Je prends place sur le fauteuil pendant que Yanis s'installe sur le canapé à côté de sa grand-mère. Je mesure l'effort que ça représente pour lui de saisir la main de sa grand-mère dans la sienne et cette dernière lui renvoie un sourire rempli d'amour et de reconnaissance.
— Je ne pensais pas... avoir cette chance un jour.
Elle se tourne vers moi.
— Tu es derrière tout ça, n'est-ce pas, Nicole ? Qu'est-ce que je ferais sans toi ! Tu es mon ange gardien.
Le sanglot grossit dans ma gorge, je vais craquer alors je baisse les yeux, croise les doigts sur mes genoux et me tais.
— Enlève ton manteau, mon garçon.
— Je... je ne vais pas rester très longtemps, prétend-il.
— Je te sers un café ? Quelque chose à boire ?

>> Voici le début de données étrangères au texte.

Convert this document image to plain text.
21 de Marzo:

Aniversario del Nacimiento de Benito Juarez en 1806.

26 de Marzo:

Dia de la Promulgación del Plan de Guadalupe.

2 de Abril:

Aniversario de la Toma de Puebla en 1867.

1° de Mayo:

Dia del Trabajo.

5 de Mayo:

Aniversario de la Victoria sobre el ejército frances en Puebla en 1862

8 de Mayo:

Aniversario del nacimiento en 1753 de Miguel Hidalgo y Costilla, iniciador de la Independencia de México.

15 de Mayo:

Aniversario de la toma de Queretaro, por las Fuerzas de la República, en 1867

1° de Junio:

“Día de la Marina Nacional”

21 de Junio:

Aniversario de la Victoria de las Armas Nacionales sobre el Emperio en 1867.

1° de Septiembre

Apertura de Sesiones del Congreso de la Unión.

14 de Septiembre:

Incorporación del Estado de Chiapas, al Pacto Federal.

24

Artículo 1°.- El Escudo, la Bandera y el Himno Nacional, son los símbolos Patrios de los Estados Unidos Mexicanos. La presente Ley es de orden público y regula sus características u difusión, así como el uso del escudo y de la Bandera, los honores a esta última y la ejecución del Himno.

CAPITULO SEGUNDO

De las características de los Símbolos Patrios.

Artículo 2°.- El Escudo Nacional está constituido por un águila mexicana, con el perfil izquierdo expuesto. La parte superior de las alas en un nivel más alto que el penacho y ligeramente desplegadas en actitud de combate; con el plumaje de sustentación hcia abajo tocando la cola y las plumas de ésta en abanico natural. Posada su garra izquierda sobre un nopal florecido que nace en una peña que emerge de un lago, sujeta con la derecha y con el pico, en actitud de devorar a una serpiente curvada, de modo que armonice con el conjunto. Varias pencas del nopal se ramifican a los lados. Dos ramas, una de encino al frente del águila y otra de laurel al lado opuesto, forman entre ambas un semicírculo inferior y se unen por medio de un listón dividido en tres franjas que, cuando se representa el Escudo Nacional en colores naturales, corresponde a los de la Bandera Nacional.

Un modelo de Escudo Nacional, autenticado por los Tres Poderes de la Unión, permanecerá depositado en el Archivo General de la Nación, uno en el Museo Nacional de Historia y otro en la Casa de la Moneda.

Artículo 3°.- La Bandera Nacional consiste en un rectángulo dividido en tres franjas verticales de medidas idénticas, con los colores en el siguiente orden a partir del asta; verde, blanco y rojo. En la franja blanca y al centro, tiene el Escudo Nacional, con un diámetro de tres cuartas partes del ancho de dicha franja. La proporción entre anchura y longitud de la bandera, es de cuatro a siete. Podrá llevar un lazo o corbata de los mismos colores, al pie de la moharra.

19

— Non, mamie, c'est gentil.
Il garde une certaine distance. Yanis n'est visiblement pas à l'aise avec l'émotion que ça provoque chez lui.
— Explique-moi comment tu as fait pour le convaincre ? me demande Monica.
— J'ai... je l'ai croisé par hasard, argué-je, dévastée à l'idée de mentir.
— Elle m'a reconnu et invité à venir, complète Yanis.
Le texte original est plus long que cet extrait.